アニメではこうして製本された台本が用意されているが、ゲームの台本はというと、実は本にはなっていない。台本のデータを普通のコピー用紙に印刷したものが作品サイドから送られてきたり、またはデータが送られてきて各自印刷して収録に持ってきてね、というときもある。
最初から紙に印刷された台本をいただいた場合はそれを持っていけばいいだけなのだが、データで送られてきた場合は、タブレットを使ってそのままデータを開きながら収録することもできる。フルボイスのゲームともなると、紙の台本ではダンボールいっぱいの量になることも。それを何回かに分けて収録するので、そのたびに電話帳3冊分ぐらいの厚みになった紙台本をカバンに詰めて持っていくことを考えると、すべての台本がタブレット一つに入っているほうが肩にも優しいという感じもする。
私の場合データで台本をいただいても、すべて紙に印刷して持っていくタイプなのだが、一度自宅のプリンターが壊れてしまい、タブレットの台本で収録したことがある。もちろん紙の台本と同じようにセリフは読めるのだが、少し違和感があった。

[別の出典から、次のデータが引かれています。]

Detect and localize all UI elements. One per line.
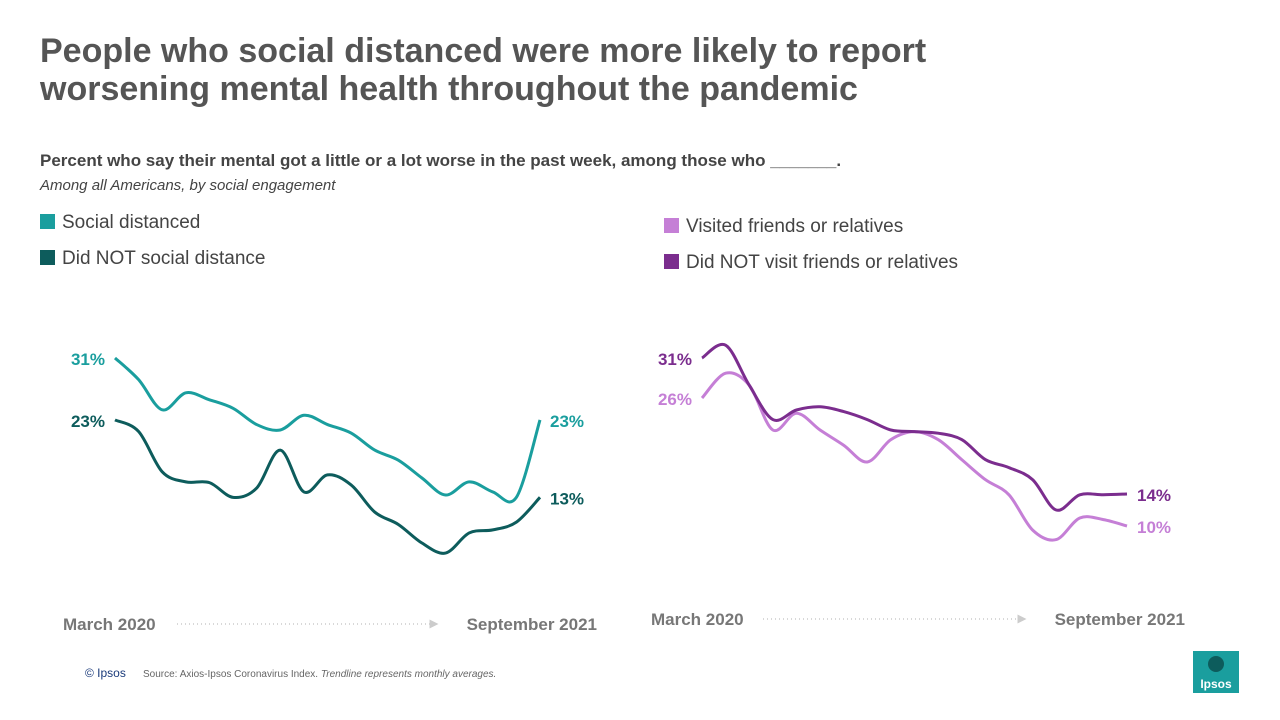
- logo: Ipsos: [1200, 677, 1232, 691]
- source-note: Trendline represents monthly averages.: [321, 669, 496, 680]
- legend-swatch: [664, 218, 679, 233]
- data-label: 13%: [550, 489, 584, 508]
- x-tick-label: September 2021: [467, 615, 597, 634]
- source: Source: Axios-Ipsos Coronavirus Index. T…: [143, 669, 496, 680]
- legend-swatch: [40, 214, 55, 229]
- logo-mark: [1208, 656, 1224, 672]
- subtitle: Percent who say their mental got a littl…: [40, 151, 841, 170]
- data-label: 23%: [71, 412, 105, 431]
- subtitle-note: Among all Americans, by social engagemen…: [39, 177, 336, 194]
- data-label: 10%: [1137, 518, 1171, 537]
- x-tick-label: March 2020: [651, 610, 744, 629]
- legend-swatch: [664, 254, 679, 269]
- series-line: [113, 356, 542, 504]
- title-part: worsening mental health throughout the p…: [39, 70, 858, 108]
- series-line: [701, 342, 1128, 512]
- data-label: 31%: [71, 350, 105, 369]
- copyright: © Ipsos: [85, 666, 126, 680]
- x-tick-label: March 2020: [63, 615, 156, 634]
- data-label: 26%: [658, 390, 692, 409]
- legend-label: Social distanced: [62, 212, 200, 233]
- source-text: Source: Axios-Ipsos Coronavirus Index.: [143, 669, 318, 680]
- title-part: People who social distanced were more li…: [40, 32, 926, 70]
- legend-label: Did NOT visit friends or relatives: [686, 252, 958, 273]
- data-label: 14%: [1137, 486, 1171, 505]
- data-label: 23%: [550, 412, 584, 431]
- data-label: 31%: [658, 350, 692, 369]
- x-tick-label: September 2021: [1055, 610, 1185, 629]
- title-line: People who social distanced were more li…: [39, 32, 926, 108]
- legend-label: Visited friends or relatives: [686, 216, 903, 237]
- legend-label: Did NOT social distance: [62, 248, 265, 269]
- legend-swatch: [40, 250, 55, 265]
- series-line: [114, 418, 542, 555]
- series-line: [700, 371, 1128, 542]
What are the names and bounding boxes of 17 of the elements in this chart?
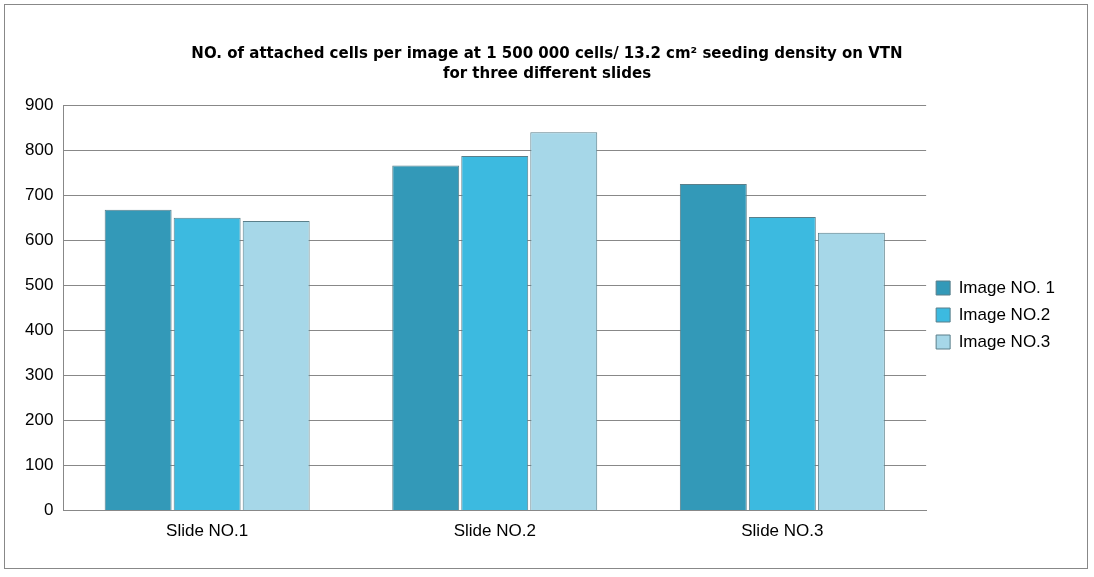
y-tick-label: 600	[24, 230, 54, 250]
legend-label: Image NO.2	[958, 304, 1051, 324]
y-tick-label: 200	[24, 410, 54, 430]
x-tick-label: Slide NO.1	[166, 521, 249, 541]
legend-label: Image NO.3	[958, 331, 1051, 351]
y-tick-label: 800	[24, 139, 54, 159]
y-tick-label: 0	[43, 500, 54, 520]
y-tick-label: 400	[24, 320, 54, 340]
y-tick-label: 700	[24, 184, 54, 204]
x-tick-label: Slide NO.2	[453, 521, 536, 541]
x-tick-label: Slide NO.3	[741, 521, 824, 541]
chart-title: NO. of attached cells per image at 1 500 000 cells/ 13.2 cm² seeding density on VTN for three different slides	[190, 43, 904, 83]
y-tick-label: 500	[24, 275, 54, 295]
y-tick-label: 900	[24, 94, 54, 114]
y-tick-label: 100	[24, 455, 54, 475]
legend-label: Image NO. 1	[958, 277, 1055, 297]
y-tick-label: 300	[24, 365, 54, 385]
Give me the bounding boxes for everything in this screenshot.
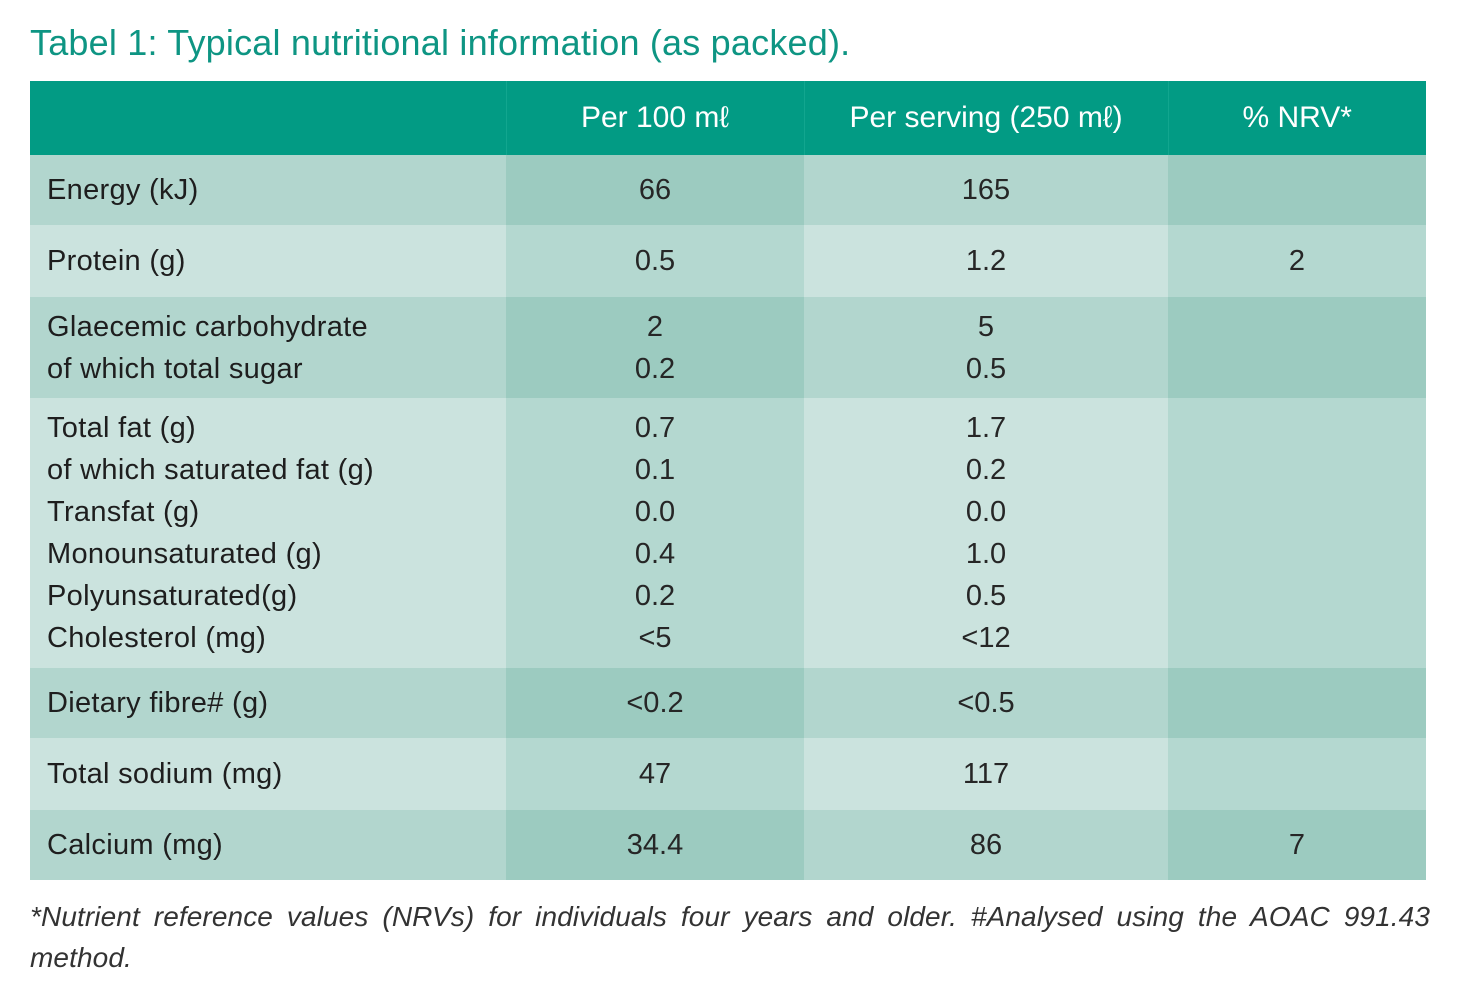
header-nrv: % NRV* — [1167, 81, 1426, 155]
row-label: Calcium (mg) — [30, 810, 506, 880]
cell-per-serving: 165 — [804, 155, 1168, 225]
table-row-calcium: Calcium (mg) 34.4 86 7 — [30, 810, 1426, 880]
cell-per-100ml: 66 — [506, 155, 804, 225]
cell-nrv — [1168, 668, 1426, 738]
cell-nrv — [1168, 398, 1426, 668]
footnote: *Nutrient reference values (NRVs) for in… — [30, 901, 1430, 973]
row-label: Dietary fibre# (g) — [30, 668, 506, 738]
cell-per-serving: 1.7 0.2 0.0 1.0 0.5 <12 — [804, 398, 1168, 668]
table-title: Tabel 1: Typical nutritional information… — [30, 22, 851, 63]
table-row-energy: Energy (kJ) 66 165 — [30, 155, 1426, 225]
header-nutrient — [30, 81, 506, 155]
row-label: Glaecemic carbohydrate of which total su… — [30, 297, 506, 398]
row-label: Energy (kJ) — [30, 155, 506, 225]
table-row-sodium: Total sodium (mg) 47 117 — [30, 738, 1426, 810]
table-row-fat: Total fat (g) of which saturated fat (g)… — [30, 398, 1426, 668]
cell-nrv — [1168, 155, 1426, 225]
cell-per-serving: <0.5 — [804, 668, 1168, 738]
table-row-carbohydrate: Glaecemic carbohydrate of which total su… — [30, 297, 1426, 398]
cell-per-100ml: 47 — [506, 738, 804, 810]
row-label: Total sodium (mg) — [30, 738, 506, 810]
cell-per-100ml: 34.4 — [506, 810, 804, 880]
cell-per-serving: 5 0.5 — [804, 297, 1168, 398]
nutrition-table: Per 100 mℓ Per serving (250 mℓ) % NRV* E… — [30, 81, 1426, 880]
row-label: Total fat (g) of which saturated fat (g)… — [30, 398, 506, 668]
table-row-dietary-fibre: Dietary fibre# (g) <0.2 <0.5 — [30, 668, 1426, 738]
cell-nrv: 2 — [1168, 225, 1426, 297]
cell-per-100ml: 0.7 0.1 0.0 0.4 0.2 <5 — [506, 398, 804, 668]
cell-nrv: 7 — [1168, 810, 1426, 880]
header-per-100ml: Per 100 mℓ — [505, 81, 804, 155]
row-label: Protein (g) — [30, 225, 506, 297]
table-row-protein: Protein (g) 0.5 1.2 2 — [30, 225, 1426, 297]
cell-per-100ml: 0.5 — [506, 225, 804, 297]
header-row: Per 100 mℓ Per serving (250 mℓ) % NRV* — [30, 81, 1426, 155]
cell-per-serving: 117 — [804, 738, 1168, 810]
cell-nrv — [1168, 297, 1426, 398]
cell-per-serving: 1.2 — [804, 225, 1168, 297]
header-per-serving: Per serving (250 mℓ) — [803, 81, 1168, 155]
cell-per-serving: 86 — [804, 810, 1168, 880]
cell-per-100ml: <0.2 — [506, 668, 804, 738]
cell-nrv — [1168, 738, 1426, 810]
cell-per-100ml: 2 0.2 — [506, 297, 804, 398]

タブレットで収録する声優さんもいるし、どっちが良い悪いとかではなくあくまで個人の感想なのだが、そこで私が感じたのは「私は今、台本を読んでいるのではなく、画面を見ているだけにすぎない!」ということだった。非常に感覚的なことなのでこれがはたして他の人に伝わるのか分からないが、とにかくこのときに「読む」と「見る」の違いを明確に感じてしまったのだった。